Last updated on: June 6, 2018, 12:31h.
Elvis Presley’s first Las Vegas contract is scheduled for auction later this month in the UK.
The contract is for a two-week engagement in late April and Early May 1956 at the New Frontier Hotel and Casino. It calls for a weekly pay of $7,500, minus commissions paid to his agents at William Morris.
The 21-year-old Elvis signed the document on two lines agreeing to the terms on April 16, 1956.
Auction house Henry Aldridge & Son will take bids on the contract on June 16. The piece of memorabilia has received a certificate of authenticity from the Elvis Presley Museum and has a pre-sale estimate, and a rather specific one at that, of $33,476 to $40,171.
Elvis on the Cheap
Terms of the contract reached between New Frontier and Elvis called for him to perform a staggering 30 times during the two-week period. That’s less than $500 per show when his commission to William Morris is factored in.

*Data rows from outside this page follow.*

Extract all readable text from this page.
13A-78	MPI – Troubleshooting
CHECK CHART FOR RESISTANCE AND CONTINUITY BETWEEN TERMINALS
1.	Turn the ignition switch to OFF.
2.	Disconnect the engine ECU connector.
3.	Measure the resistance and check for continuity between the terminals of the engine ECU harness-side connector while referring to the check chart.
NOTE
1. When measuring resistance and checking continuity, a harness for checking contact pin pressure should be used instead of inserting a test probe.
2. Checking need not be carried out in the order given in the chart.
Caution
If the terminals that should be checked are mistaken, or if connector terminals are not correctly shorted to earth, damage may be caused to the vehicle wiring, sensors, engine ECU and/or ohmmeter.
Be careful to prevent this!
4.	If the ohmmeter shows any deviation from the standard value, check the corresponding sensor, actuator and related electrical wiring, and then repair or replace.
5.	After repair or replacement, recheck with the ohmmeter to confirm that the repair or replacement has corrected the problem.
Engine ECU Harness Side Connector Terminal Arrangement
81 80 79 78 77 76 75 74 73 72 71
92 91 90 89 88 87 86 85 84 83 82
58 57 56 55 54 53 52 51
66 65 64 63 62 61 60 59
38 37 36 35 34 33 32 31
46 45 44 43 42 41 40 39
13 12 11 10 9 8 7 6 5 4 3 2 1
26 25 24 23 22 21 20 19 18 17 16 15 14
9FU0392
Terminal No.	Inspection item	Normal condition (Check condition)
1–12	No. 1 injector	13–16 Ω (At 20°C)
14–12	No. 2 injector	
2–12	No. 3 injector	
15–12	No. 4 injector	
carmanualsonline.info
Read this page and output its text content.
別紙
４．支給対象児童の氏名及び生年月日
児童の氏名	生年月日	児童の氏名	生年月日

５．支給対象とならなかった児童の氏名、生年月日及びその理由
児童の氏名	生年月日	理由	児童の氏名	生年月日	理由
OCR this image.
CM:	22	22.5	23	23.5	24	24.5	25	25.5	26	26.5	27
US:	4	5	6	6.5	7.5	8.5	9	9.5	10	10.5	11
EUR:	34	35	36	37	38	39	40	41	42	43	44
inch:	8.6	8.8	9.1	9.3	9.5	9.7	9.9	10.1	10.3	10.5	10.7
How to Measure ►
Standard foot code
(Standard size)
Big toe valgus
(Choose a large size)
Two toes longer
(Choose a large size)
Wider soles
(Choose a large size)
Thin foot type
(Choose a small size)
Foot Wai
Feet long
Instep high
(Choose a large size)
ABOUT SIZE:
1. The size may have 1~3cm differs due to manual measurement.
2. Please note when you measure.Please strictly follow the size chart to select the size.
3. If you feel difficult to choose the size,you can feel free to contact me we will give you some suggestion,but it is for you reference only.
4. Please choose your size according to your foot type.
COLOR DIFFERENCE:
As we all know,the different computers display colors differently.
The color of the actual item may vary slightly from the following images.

The contract also provided him with a one-bedroom suite and standard guestroom at the Strip resort, which was closed and demolished in 2007.
This was still the early part of 1956 and Presley was on the verge of greatness. Up until now, Elvis had performed in front of screaming teenagers, but things would be different in Las Vegas,” the Elvis Presley Museum explains in the item description.
The auction lot details, “Compared to the usual teenage hysteria, however, Elvis had a lukewarm acceptance from the middle-aged audience.”
Lukewarm at best. In fact, one critic at Newsweek wrote that Presley’s performance was “like a jug of corn liquor at a champagne party.”
Presley in Sin City
After a less-than-stellar 1956 stint, the King returned to Las Vegas with much greater fame in the summer of 1963 to film Viva Las Vegas, which was largely shot at the Flamingo.
Elvis married Priscilla Anne Beaulieu at the Aladdin Hotel (now Planet Hollywood) in Las Vegas in 1967.
In 1969, Kirk Kerkorian, the founder of the “mega-resort” concept, and later, MGM Resorts, opened the International Hotel (today the Westgate). He hired Elvis to a residency where the King sold out 58 consecutive shows. Elvis was reportedly paid $100,000 per week.
Hasn’t Left the City
Elvis died from a heart attack in 1977 at the age of 42. But his memory is alive and well in Las Vegas.
Walk down the Strip at any hour of the day and you’ll almost certainly come across an Elvis impersonator.
Between 2010 and 2012, Cirque du Soleil ran an Elvis Presley performance spectacle. And “Elvis” is still on stage at the Flamingo’s Legends in Concert, and Planet Hollywood’s All Shook Up.
Not all Elvis tributes have been successful. “The Elvis Experience,” a live stage show, closed abruptly at the Westgate just a month after its May 2015 opening due to poor attendance. An accompanying museum featuring Elvis memorabilia loaned to the casino by his estate, was also shuttered.